On Security of Tenure, Generation Rent’s big idea is to introduce a legal minimum tenancy length of five years’ duration, with appropriate break clauses for both parties. This would end the current situation where most private renters can only sign up for Assured Shorthold Tenancies lasting one year or 18 months, which come with the prospect of being forced to move on – or face a rent increase – when they expire. To win the support of landlords, Generation Rent suggests that the tax system could be adjusted to penalise those who don’t offer longer-term tenancies, either by charging more income tax on landlords’ earnings or making them liable for higher capital gains tax when they sell their properties.
On Affordability, Generation Rent proposes several options, including one that would be rather radical. In a secondary paper released alongside the Renters’ Manifesto called Buying out of the Bubble, they argue that the government could use public land to build new rental housing and then sell this at cost price to landlords, with the properties holding a covenant that says they cannot be re-sold at a higher price and that rent has to be capped. Generation Rent argues that landlords would gain from having the rental income, even if they won’t be profiting from the increasing value of their investment, creating a long-term supply of affordable rental housing, while the money recouped by the government from sales could be re-invested multiple times in creating further new properties.
Alongside this idea, they also propose various ways in which rent levels could be controlled by more conventional means. In essence, these boil down to either setting rent caps for particular areas, via a body such as the Valuation Office (in Germany, groups of tenants and landlords come together to determine the maximum rent caps in certain areas), or creating a requirement for rent increases to be linked to an index of inflation throughout the duration of a tenancy.
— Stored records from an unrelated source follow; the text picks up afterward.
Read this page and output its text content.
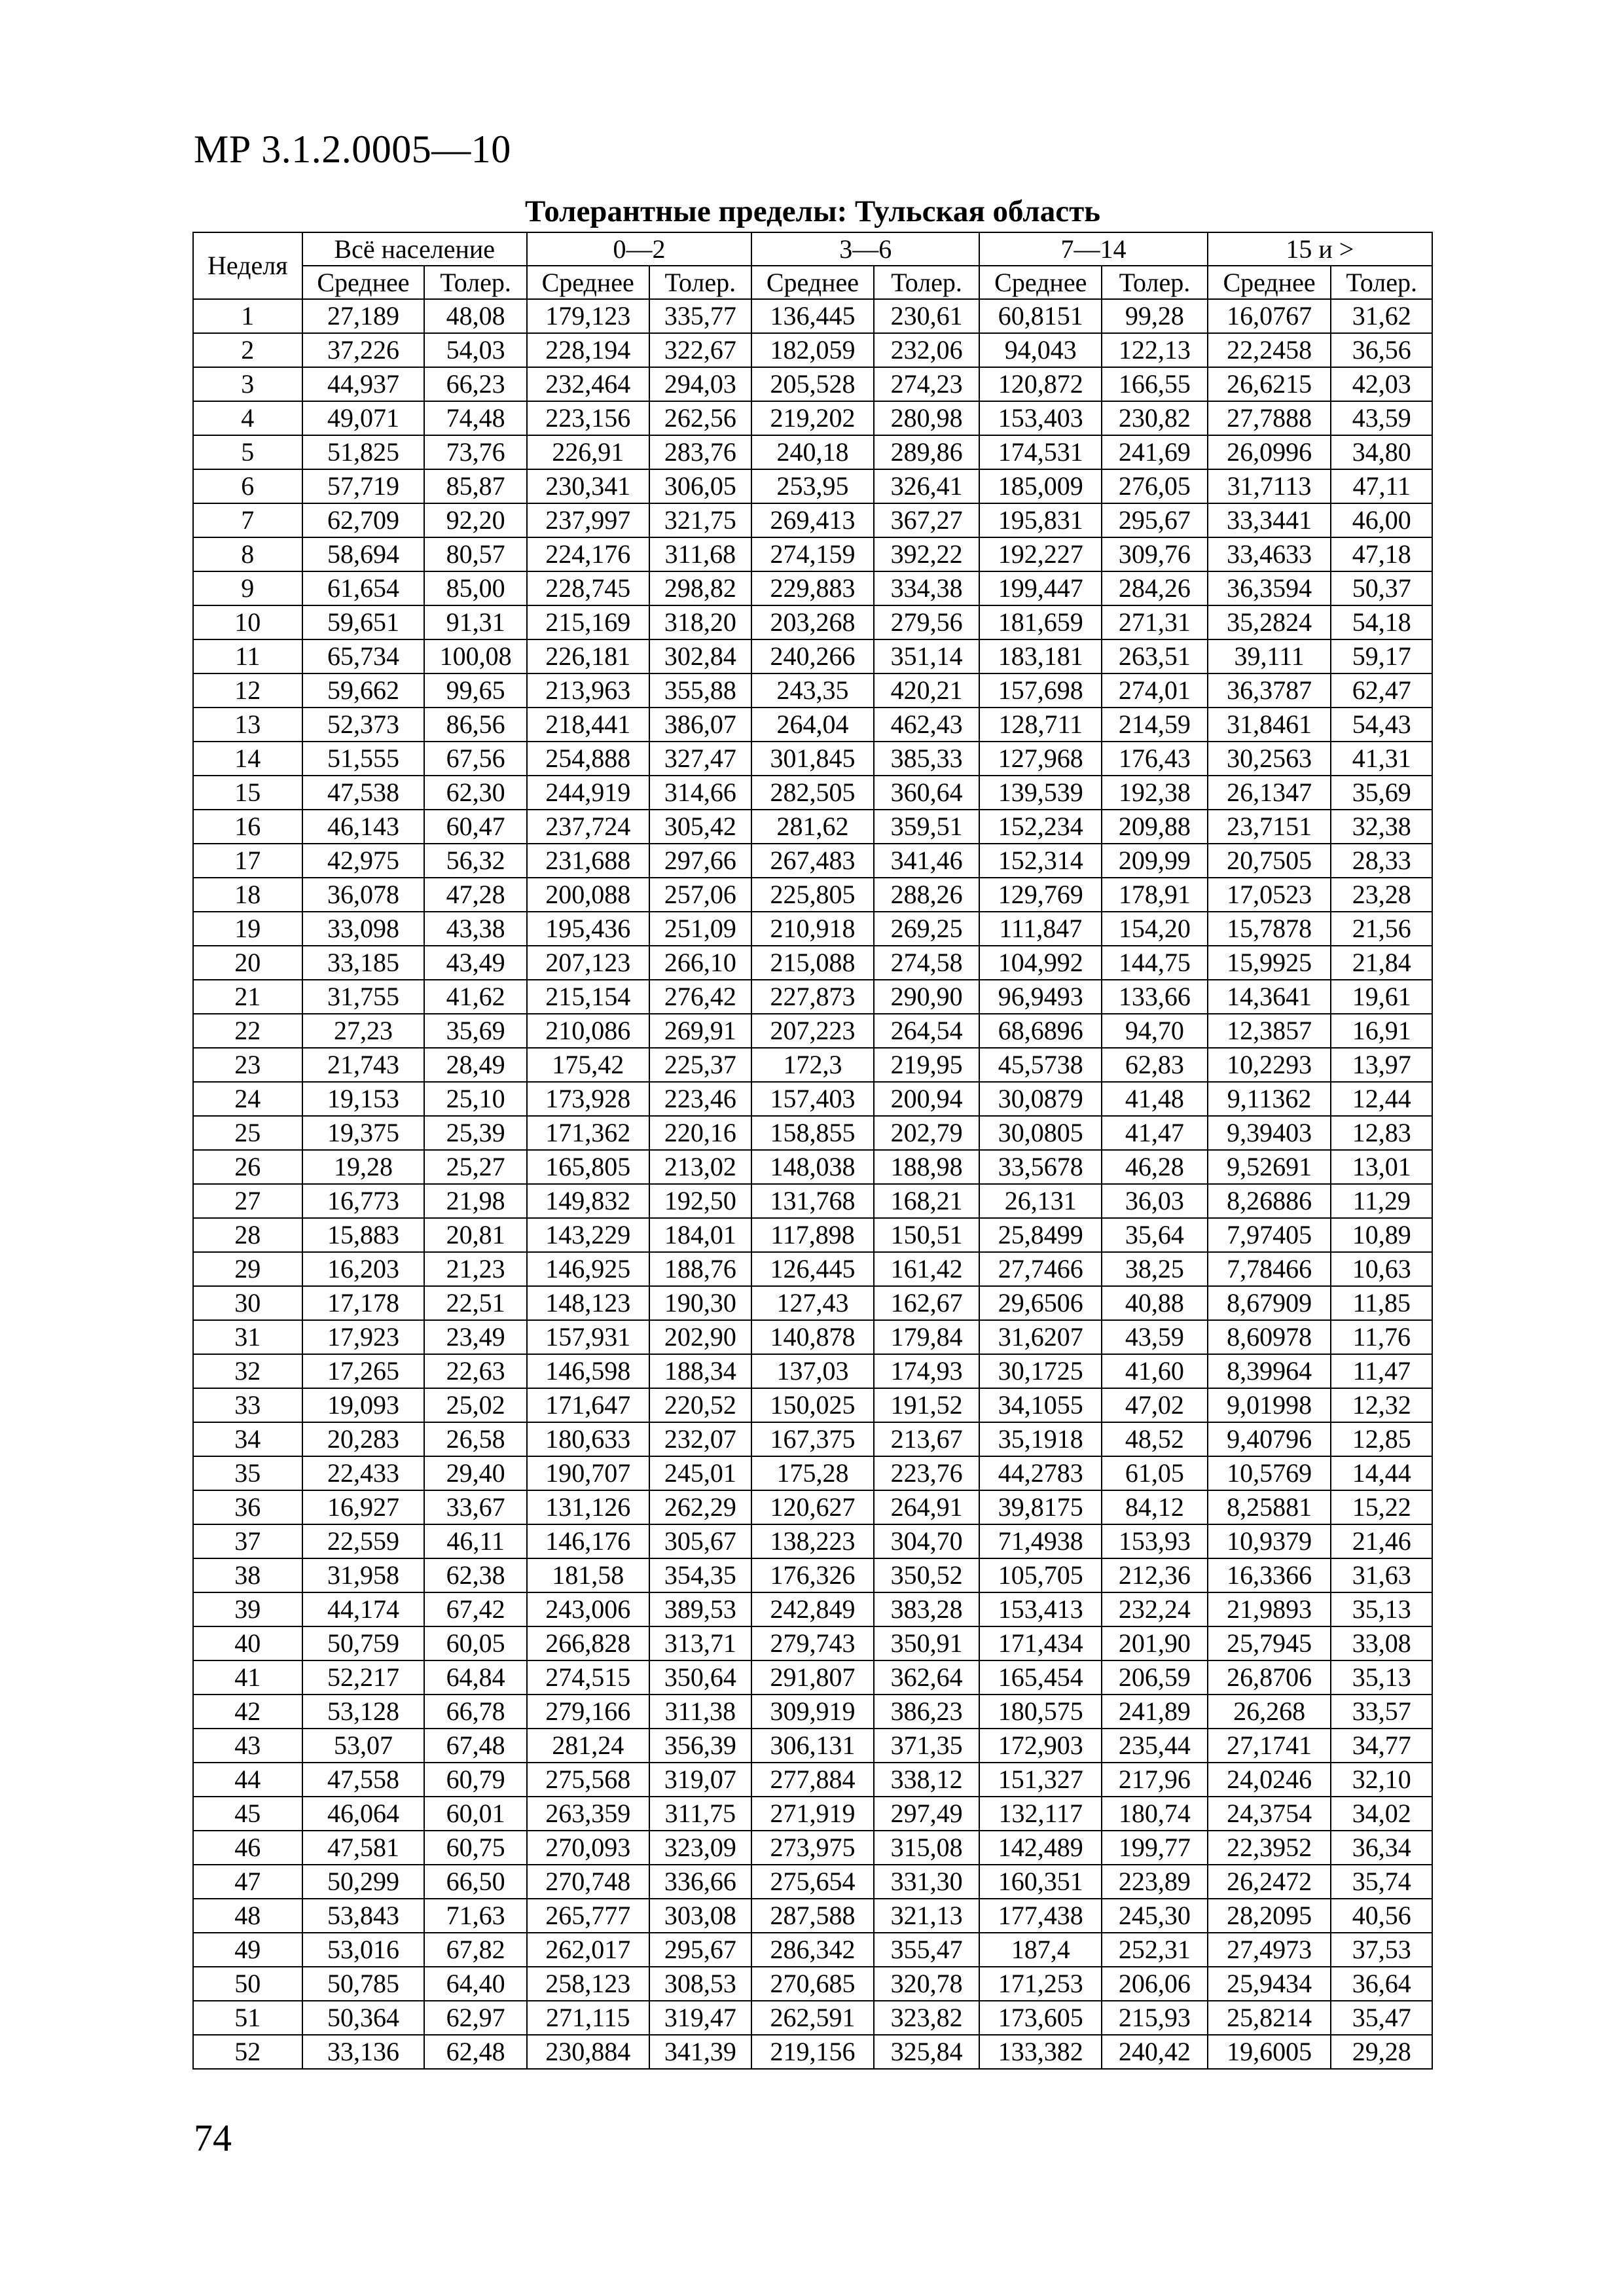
МР 3.1.2.0005—10
Толерантные пределы: Тульская область
Неделя	Всё население		0—2		3—6		7—14		15 и >	
	Среднее	Толер.	Среднее	Толер.	Среднее	Толер.	Среднее	Толер.	Среднее	Толер.
1	27,189	48,08	179,123	335,77	136,445	230,61	60,8151	99,28	16,0767	31,62
2	37,226	54,03	228,194	322,67	182,059	232,06	94,043	122,13	22,2458	36,56
3	44,937	66,23	232,464	294,03	205,528	274,23	120,872	166,55	26,6215	42,03
4	49,071	74,48	223,156	262,56	219,202	280,98	153,403	230,82	27,7888	43,59
5	51,825	73,76	226,91	283,76	240,18	289,86	174,531	241,69	26,0996	34,80
6	57,719	85,87	230,341	306,05	253,95	326,41	185,009	276,05	31,7113	47,11
7	62,709	92,20	237,997	321,75	269,413	367,27	195,831	295,67	33,3441	46,00
8	58,694	80,57	224,176	311,68	274,159	392,22	192,227	309,76	33,4633	47,18
9	61,654	85,00	228,745	298,82	229,883	334,38	199,447	284,26	36,3594	50,37
10	59,651	91,31	215,169	318,20	203,268	279,56	181,659	271,31	35,2824	54,18
11	65,734	100,08	226,181	302,84	240,266	351,14	183,181	263,51	39,111	59,17
12	59,662	99,65	213,963	355,88	243,35	420,21	157,698	274,01	36,3787	62,47
13	52,373	86,56	218,441	386,07	264,04	462,43	128,711	214,59	31,8461	54,43
14	51,555	67,56	254,888	327,47	301,845	385,33	127,968	176,43	30,2563	41,31
15	47,538	62,30	244,919	314,66	282,505	360,64	139,539	192,38	26,1347	35,69
16	46,143	60,47	237,724	305,42	281,62	359,51	152,234	209,88	23,7151	32,38
17	42,975	56,32	231,688	297,66	267,483	341,46	152,314	209,99	20,7505	28,33
18	36,078	47,28	200,088	257,06	225,805	288,26	129,769	178,91	17,0523	23,28
19	33,098	43,38	195,436	251,09	210,918	269,25	111,847	154,20	15,7878	21,56
20	33,185	43,49	207,123	266,10	215,088	274,58	104,992	144,75	15,9925	21,84
21	31,755	41,62	215,154	276,42	227,873	290,90	96,9493	133,66	14,3641	19,61
22	27,23	35,69	210,086	269,91	207,223	264,54	68,6896	94,70	12,3857	16,91
23	21,743	28,49	175,42	225,37	172,3	219,95	45,5738	62,83	10,2293	13,97
24	19,153	25,10	173,928	223,46	157,403	200,94	30,0879	41,48	9,11362	12,44
25	19,375	25,39	171,362	220,16	158,855	202,79	30,0805	41,47	9,39403	12,83
26	19,28	25,27	165,805	213,02	148,038	188,98	33,5678	46,28	9,52691	13,01
27	16,773	21,98	149,832	192,50	131,768	168,21	26,131	36,03	8,26886	11,29
28	15,883	20,81	143,229	184,01	117,898	150,51	25,8499	35,64	7,97405	10,89
29	16,203	21,23	146,925	188,76	126,445	161,42	27,7466	38,25	7,78466	10,63
30	17,178	22,51	148,123	190,30	127,43	162,67	29,6506	40,88	8,67909	11,85
31	17,923	23,49	157,931	202,90	140,878	179,84	31,6207	43,59	8,60978	11,76
32	17,265	22,63	146,598	188,34	137,03	174,93	30,1725	41,60	8,39964	11,47
33	19,093	25,02	171,647	220,52	150,025	191,52	34,1055	47,02	9,01998	12,32
34	20,283	26,58	180,633	232,07	167,375	213,67	35,1918	48,52	9,40796	12,85
35	22,433	29,40	190,707	245,01	175,28	223,76	44,2783	61,05	10,5769	14,44
36	16,927	33,67	131,126	262,29	120,627	264,91	39,8175	84,12	8,25881	15,22
37	22,559	46,11	146,176	305,67	138,223	304,70	71,4938	153,93	10,9379	21,46
38	31,958	62,38	181,58	354,35	176,326	350,52	105,705	212,36	16,3366	31,63
39	44,174	67,42	243,006	389,53	242,849	383,28	153,413	232,24	21,9893	35,13
40	50,759	60,05	266,828	313,71	279,743	350,91	171,434	201,90	25,7945	33,08
41	52,217	64,84	274,515	350,64	291,807	362,64	165,454	206,59	26,8706	35,13
42	53,128	66,78	279,166	311,38	309,919	386,23	180,575	241,89	26,268	33,57
43	53,07	67,48	281,24	356,39	306,131	371,35	172,903	235,44	27,1741	34,77
44	47,558	60,79	275,568	319,07	277,884	338,12	151,327	217,96	24,0246	32,10
45	46,064	60,01	263,359	311,75	271,919	297,49	132,117	180,74	24,3754	34,02
46	47,581	60,75	270,093	323,09	273,975	315,08	142,489	199,77	22,3952	36,34
47	50,299	66,50	270,748	336,66	275,654	331,30	160,351	223,89	26,2472	35,74
48	53,843	71,63	265,777	303,08	287,588	321,13	177,438	245,30	28,2095	40,56
49	53,016	67,82	262,017	295,67	286,342	355,47	187,4	252,31	27,4973	37,53
50	50,785	64,40	258,123	308,53	270,685	320,78	171,253	206,06	25,9434	36,64
51	50,364	62,97	271,115	319,47	262,591	323,82	173,605	215,93	25,8214	35,47
52	33,136	62,48	230,884	341,39	219,156	325,84	133,382	240,42	19,6005	29,28
74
With regard to Management, Generation Rent argues that it is time to end the situation where almost anyone can become a landlord or a letting agent without proving they possess any of the necessary skills and facing very little in the way of regulation. Instead, they argue that landlords and letting agents should have to register with a national registration scheme designed to root out bad practice. A similar scheme has already been launched by Newham Council in East London, using a model which it would not be difficult to roll out on a national scale.
The idea of licensing landlords is linked to Generation Rent’s recommendations on the fourth area of their manifesto, Conditions, where they argue that – as part of a national licensing scheme – landlords should have to prove that their property meets certain standards of habitability, possibly using some kind of national health and safety standards. Local Authorities would be allowed to fine landlords who were in breach of the regulations, with the income from fines being used to fund the enforcement of these rules.
Will the politicians listen?
Housing is one of the defining issues of our times, and looks set to be a key political battleground at the next general election. Although some of Generation Rent’s policy recommendations are likely to be controversial, at their heart is the basic concern that housing has such an important impact on everybody’s daily lives that an industry which now houses 9 million people cannot be allowed to continue operating in its current laissez faire manner.
Judging by the response to IF’s previous report on the taxation of the buy-to-let sector, Why BTL (buy-to-let) equals “Big Tax Let-off”, the political parties are beginning to take note of the widespread discontent with Britain’s private rental market. Now that Generation Rent have told them what renters want at the next general election, the only question is whether they will listen.